We (ACECHR national officers Kristin Connor, Michael Hendricks & Holly Witteman) had a collegial and productive call with CIHR representatives Michel Perron and Jane Aubin on July 4. CIHR will be releasing more information in the coming days and weeks, but we are able to share the following information. All paragraphs that begin with "CIHR’s response:" have been reviewed and, if necessary, edited by CIHR representatives. We are posting their edited version almost exactly as written by them, having corrected only a few typos.
What we asked for
Urgent action. We continue to emphasize to CIHR that early career investigators (ECIs)--along with mid-career researchers and senior researchers facing funding gaps--cannot wait for the results of a pilot to be analyzed and plans made for adjustments to the process. People’s careers, laboratories, staff, and trainees are in jeopardy now.
CIHR’s response: They are planning to use the additional $30M to help address critical gaps in funding. They indicated they too will monitor for any potential systemic bias in peer review (including potential bias against early career investigators, women, etc.) once the data are in from the current competitions. They indicated that there was no formal structural interventions in the past for these groups and that the competitions ‘self regulated’. They indicated that there is mention of this in their peer review manual and a new training module on gender bias. They also indicated that addressing all discrepancies through funding adjustments has the potential to become very complicated. There are many groups that may require attention, e.g., Aboriginal research, linguistic minorities, etc.
Clarity about use of $30M. We asked (a) whether they planned to use it all this year or spread it over competitions, (b) whether it will be allocated only to ECIs (as per wording “focus on” ECIs) or will also include gapped mid-career investigators (as per our recommendation), whether they (c) if they have a target for a ratio of full grants to bridge grants.
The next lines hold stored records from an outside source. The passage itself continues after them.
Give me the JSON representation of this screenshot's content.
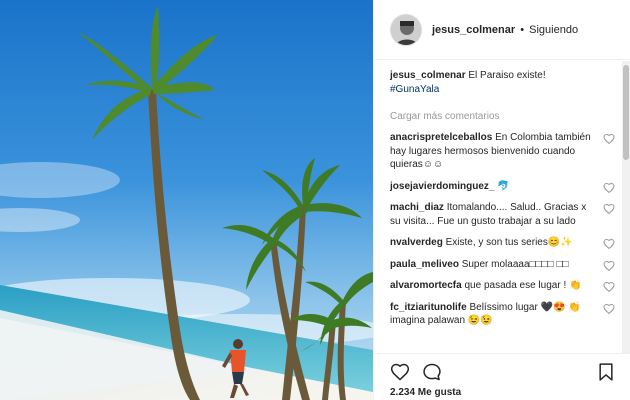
{
  "post": {
    "username": "jesus_colmenar",
    "separator": "•",
    "follow_status": "Siguiendo",
    "caption_text": "El Paraiso existe!",
    "hashtag": "#GunaYala",
    "load_more": "Cargar más comentarios",
    "likes": "2.234 Me gusta"
  },
  "comments": [
    {
      "user": "anacrispretelceballos",
      "text": "En Colombia también hay lugares hermosos bienvenido cuando quieras☺☺"
    },
    {
      "user": "josejavierdominguez_",
      "text": "🐬"
    },
    {
      "user": "machi_diaz",
      "text": "Itomalando.... Salud.. Gracias x su visita... Fue un gusto trabajar a su lado"
    },
    {
      "user": "nvalverdeg",
      "text": "Existe, y son tus series😊✨"
    },
    {
      "user": "paula_meliveo",
      "text": "Super molaaaa□□□□ □□"
    },
    {
      "user": "alvaromortecfa",
      "text": "que pasada ese lugar ! 👏"
    },
    {
      "user": "fc_itziaritunolife",
      "text": "Belíssimo lugar 🖤😍 👏 imagina palawan 😉😉"
    }
  ],
  "icons": {
    "like": "heart-outline-icon",
    "comment": "comment-bubble-icon",
    "save": "bookmark-icon",
    "comment_like": "small-heart-icon"
  },
  "colors": {
    "text": "#262626",
    "muted": "#999999",
    "link": "#003569",
    "border": "#efefef"
  }
}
CIHR’s response: Overall, they restated the commitment of allocating the $30M towards early career investigators but to also implement these funds in order to allow for a sustainable competition funding over time (in other words not all at once as that would disadvantage ECI’s in future competitions since the $30M would be fully assigned immediately). As a result any available funds could be used to address any imbalances this competition which wont be known until final results are in and they don’t yet know what that might require, if it’s necessary. They did say that t (b) it will include other gapped investigators, and (c) there are no specific targets for full:bridge.
Access to data & algorithms. We raised the issue that when applicants don’t trust the system, it creates many problems. We asked for more responsiveness to researcher concerns and more transparency. Regarding the latter point, we are specifically asking for (a) access to raw, anonymized data to conduct analyses and (b) transparency around how funding decisions are made, currently including the mathematical formulae and/or normalization algorithm detailing how consolidated ranks are calculated when different reviewers have different numbers of applications in their piles.
CIHR’s responses: (a) They are committed to open data – and as soon as practically possible - but also need to comply with privacy legislation and ensure that data are appropriately anonymized. They are working on coming up with a timeline for making data freely available. (b) They will provide this algorithm (but did not specify a time frame.)
Career development opportunities for ECIs. Participating in or viewing peer review panels has traditionally been recommended to ECIs as a method to learn about peer review. What sorts of opportunities will ECIs be offered going forward to learn more about peer review?
CIHR’s response: They do not currently have a plan for allowing ECIs to observe peer review, but are considering avenues like filming a mock review.
What is the purpose of peer review? To clarify possible sources of disagreement, we asked them, in their view, what is the purpose of peer review? We raised this in the context of career development activities like sitting on peer review panels and receiving expert feedback.
CIHR’s response: As with other funding agencies, the fundamental purpose of peer review is to rank applications for funding. The other aspects are secondary. CIHR hopes that applicants are getting expert feedback prior to submission. (We did not have a chance to respond to this, though we would argue that while this is certainly very important and of course ECIs and others do this, colleagues and others can only offer so much, and even the most senior colleagues cannot always specify what might tip an application over the funding line in one direction or another, particularly in a changing funding environment.)
We also sent a follow-up email suggesting that CIHR include the following 2 questions in the project scheme survey:
To add to surveys
1.[for applicants] Based on the reviews I received, I believe that all my assigned reviewers had sufficient expertise to review my application.
[for reviewers] I believe I had sufficient expertise to review all the applications I was assigned.
[for virtual chairs] I believe all the reviewers within my virtual panel had sufficient expertise to review the applications they were assigned.
[Likert, anchors: strongly disagree, strongly agree]
2.I believe the Project Scheme First Live Pilot funded the best applications.
[Likert, anchors: strongly disagree, strongly agree]
We expect that those whose applications are funded are more likely to respond positively; however, applicants' views will still offer useful insights one way or the other and reviewers’ views and virtual chairs’ views are likely to be very informative.